Wenn sie zu viel trägt, obwohl keine gemeinsame Zukunft geplant wurde
Nora wollte geduldig sein, ihm Sicherheit geben und vermeiden, dass ihre Wünsche wie Forderungen klangen. Sobald sein Leben ruhiger wurde, würde er wahrscheinlich erkennen, dass sie längst alles hatten, worauf man aufbauen konnte. Deshalb erinnerte sie ihn an Termine, fing seine Zweifel auf, dachte bei Entscheidungen für beide mit und hielt ihm den Rücken frei, damit er beruflich vorankam, damit er Zeit für seine Hobbys hatte.

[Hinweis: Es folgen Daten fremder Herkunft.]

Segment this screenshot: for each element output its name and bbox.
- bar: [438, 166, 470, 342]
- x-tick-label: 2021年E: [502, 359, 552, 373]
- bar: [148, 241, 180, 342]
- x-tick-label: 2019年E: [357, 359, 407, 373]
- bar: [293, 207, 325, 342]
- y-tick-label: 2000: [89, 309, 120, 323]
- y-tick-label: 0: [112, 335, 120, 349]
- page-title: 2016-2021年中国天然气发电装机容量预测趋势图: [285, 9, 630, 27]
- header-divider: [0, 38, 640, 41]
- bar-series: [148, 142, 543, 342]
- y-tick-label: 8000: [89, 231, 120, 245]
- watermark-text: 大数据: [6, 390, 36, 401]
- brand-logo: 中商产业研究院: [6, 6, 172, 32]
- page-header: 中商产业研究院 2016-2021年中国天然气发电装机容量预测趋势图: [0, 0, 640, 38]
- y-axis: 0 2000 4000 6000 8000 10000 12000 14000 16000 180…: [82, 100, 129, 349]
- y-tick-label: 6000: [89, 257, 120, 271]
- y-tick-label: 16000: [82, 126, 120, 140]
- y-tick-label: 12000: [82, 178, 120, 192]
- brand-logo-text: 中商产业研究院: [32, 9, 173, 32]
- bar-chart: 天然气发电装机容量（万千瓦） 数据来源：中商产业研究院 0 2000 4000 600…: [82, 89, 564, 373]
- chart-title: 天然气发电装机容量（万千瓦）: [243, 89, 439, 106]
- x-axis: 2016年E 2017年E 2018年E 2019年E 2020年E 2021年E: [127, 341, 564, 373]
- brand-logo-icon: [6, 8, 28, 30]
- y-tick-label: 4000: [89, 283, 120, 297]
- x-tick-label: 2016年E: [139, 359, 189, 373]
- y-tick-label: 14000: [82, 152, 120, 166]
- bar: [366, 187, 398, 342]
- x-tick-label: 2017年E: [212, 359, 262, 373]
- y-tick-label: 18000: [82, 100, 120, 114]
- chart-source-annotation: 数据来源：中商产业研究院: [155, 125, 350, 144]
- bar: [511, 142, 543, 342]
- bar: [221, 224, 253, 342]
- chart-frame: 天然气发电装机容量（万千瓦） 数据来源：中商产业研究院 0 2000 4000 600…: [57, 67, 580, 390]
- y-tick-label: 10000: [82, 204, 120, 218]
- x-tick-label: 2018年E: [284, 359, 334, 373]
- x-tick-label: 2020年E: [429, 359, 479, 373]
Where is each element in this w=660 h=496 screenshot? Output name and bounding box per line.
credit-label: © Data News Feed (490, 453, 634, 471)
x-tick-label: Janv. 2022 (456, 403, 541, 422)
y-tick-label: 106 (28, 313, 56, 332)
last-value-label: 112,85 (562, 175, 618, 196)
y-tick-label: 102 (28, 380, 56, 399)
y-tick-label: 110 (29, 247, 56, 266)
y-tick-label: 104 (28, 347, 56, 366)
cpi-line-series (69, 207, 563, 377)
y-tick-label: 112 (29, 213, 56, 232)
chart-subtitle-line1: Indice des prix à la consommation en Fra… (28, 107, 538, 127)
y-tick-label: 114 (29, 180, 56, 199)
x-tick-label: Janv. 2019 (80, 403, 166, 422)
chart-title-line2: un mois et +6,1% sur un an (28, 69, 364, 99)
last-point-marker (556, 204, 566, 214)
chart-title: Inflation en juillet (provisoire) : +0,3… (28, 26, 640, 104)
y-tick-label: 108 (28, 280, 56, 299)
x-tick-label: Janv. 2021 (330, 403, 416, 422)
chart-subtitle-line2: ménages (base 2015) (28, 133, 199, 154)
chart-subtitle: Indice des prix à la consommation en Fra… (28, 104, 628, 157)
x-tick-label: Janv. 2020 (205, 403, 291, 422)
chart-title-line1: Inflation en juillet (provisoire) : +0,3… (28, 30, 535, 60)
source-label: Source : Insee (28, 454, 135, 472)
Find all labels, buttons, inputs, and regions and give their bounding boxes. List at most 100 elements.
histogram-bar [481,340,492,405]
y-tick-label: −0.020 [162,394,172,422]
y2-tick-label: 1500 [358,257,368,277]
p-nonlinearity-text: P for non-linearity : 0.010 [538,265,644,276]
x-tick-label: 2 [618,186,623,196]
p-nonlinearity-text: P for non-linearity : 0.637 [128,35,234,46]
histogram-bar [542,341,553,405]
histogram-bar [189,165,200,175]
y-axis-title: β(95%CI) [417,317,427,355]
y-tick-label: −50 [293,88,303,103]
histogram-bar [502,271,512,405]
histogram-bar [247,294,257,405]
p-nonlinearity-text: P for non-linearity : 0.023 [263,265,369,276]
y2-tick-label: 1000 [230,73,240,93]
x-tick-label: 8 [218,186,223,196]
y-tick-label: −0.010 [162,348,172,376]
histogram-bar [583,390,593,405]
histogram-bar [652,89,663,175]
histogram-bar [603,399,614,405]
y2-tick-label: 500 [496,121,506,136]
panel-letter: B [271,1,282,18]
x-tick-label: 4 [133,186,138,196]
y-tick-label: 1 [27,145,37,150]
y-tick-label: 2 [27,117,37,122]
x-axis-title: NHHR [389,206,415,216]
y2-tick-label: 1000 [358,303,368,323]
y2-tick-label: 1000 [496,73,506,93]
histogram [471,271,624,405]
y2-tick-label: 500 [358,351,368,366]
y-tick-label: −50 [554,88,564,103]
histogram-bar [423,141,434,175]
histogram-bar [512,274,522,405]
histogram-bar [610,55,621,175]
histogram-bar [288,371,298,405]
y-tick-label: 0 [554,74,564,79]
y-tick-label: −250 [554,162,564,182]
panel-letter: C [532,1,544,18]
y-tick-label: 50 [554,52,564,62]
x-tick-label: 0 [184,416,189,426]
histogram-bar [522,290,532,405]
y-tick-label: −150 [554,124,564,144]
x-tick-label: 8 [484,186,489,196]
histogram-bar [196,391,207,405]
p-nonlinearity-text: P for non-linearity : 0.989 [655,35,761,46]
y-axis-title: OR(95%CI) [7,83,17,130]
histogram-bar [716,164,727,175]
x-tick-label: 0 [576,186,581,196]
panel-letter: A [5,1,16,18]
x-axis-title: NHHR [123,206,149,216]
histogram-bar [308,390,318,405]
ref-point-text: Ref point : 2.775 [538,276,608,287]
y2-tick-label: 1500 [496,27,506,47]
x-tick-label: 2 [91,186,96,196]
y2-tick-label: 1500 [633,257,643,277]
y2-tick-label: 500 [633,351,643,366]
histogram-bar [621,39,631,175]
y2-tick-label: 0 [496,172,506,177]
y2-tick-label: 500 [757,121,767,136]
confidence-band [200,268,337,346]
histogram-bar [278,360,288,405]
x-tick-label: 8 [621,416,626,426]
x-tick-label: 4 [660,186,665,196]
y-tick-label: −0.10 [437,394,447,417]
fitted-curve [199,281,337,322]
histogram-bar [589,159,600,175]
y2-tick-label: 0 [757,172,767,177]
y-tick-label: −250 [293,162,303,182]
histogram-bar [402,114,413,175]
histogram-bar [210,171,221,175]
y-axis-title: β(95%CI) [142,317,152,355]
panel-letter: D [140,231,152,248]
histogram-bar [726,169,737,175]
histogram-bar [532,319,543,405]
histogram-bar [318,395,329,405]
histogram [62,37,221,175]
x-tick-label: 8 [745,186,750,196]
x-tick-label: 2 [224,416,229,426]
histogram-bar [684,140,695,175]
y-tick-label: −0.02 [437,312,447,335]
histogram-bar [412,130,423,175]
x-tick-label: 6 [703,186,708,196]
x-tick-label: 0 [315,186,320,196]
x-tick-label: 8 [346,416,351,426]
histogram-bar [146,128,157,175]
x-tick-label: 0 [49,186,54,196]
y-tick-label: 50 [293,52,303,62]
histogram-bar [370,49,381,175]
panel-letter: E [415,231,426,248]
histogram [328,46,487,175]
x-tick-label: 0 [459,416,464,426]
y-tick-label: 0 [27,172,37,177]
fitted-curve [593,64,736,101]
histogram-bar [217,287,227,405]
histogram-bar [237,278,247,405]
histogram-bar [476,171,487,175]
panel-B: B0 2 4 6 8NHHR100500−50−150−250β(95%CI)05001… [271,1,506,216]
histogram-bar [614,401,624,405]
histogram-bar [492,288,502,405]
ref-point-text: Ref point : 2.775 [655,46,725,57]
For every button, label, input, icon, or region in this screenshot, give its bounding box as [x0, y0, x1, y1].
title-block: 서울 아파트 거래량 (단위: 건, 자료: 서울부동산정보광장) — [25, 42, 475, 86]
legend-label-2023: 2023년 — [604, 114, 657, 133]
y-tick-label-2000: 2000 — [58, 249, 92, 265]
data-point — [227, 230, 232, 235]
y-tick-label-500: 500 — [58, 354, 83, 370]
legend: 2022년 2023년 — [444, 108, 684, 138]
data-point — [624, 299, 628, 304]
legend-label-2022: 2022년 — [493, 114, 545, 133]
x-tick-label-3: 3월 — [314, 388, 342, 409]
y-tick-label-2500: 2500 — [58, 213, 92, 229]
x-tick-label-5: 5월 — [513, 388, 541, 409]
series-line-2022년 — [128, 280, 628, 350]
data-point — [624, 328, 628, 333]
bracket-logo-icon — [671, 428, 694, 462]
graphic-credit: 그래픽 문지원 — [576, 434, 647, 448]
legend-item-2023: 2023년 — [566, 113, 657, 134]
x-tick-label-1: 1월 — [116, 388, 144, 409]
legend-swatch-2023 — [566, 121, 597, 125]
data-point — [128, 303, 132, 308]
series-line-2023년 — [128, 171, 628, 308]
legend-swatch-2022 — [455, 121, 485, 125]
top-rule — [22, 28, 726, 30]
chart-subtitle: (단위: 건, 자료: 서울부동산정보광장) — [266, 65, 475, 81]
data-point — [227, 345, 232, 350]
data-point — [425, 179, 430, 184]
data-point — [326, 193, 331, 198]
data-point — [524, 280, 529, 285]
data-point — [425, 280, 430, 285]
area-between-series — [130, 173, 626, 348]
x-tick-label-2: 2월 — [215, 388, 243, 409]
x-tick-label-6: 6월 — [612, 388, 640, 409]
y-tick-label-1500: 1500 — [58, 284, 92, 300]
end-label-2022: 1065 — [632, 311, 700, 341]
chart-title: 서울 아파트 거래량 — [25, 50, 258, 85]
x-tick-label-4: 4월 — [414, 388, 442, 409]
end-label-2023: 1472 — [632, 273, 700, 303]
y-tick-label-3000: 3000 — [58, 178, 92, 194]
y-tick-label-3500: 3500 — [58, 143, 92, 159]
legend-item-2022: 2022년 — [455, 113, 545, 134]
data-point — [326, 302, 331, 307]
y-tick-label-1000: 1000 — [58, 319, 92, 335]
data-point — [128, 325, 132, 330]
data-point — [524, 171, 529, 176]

Als Daniel die Beziehung beendete, sagte er, sie sei für ihn wie Familie geworden, fast wie eine Schwester. Später war Nora beinahe froh, dass er nicht „Mutter“ gesagt hatte, denn so hatte sie sich häufig gefühlt.
Über ihre Intimität hatte sie möglichst wenig nachgedacht. Im letzten Jahr war zwischen ihnen kaum noch etwas gelaufen. Daniel war müde, belastet oder mit dem Kopf bei der Arbeit, und Nora wollte aus der fehlenden Nähe kein weiteres Problem machen. Auch das würde sich ändern, sobald er entspannter war, hatte sie sich gesagt.
Nun stand eine andere Frau mit seinem Ring am Finger auf dem Bildschirm. Was Nora jahrelang nicht aussprechen wollte, schien plötzlich sichtbar vor ihr zu liegen: Daniel hatte mit ihr keine gemeinsame Zukunft gesehen – eigentlich hat er das auch immer wieder indirekt gezeigt.
„Du glaubst, da lief vorher schon etwas?“, fragt Miriam.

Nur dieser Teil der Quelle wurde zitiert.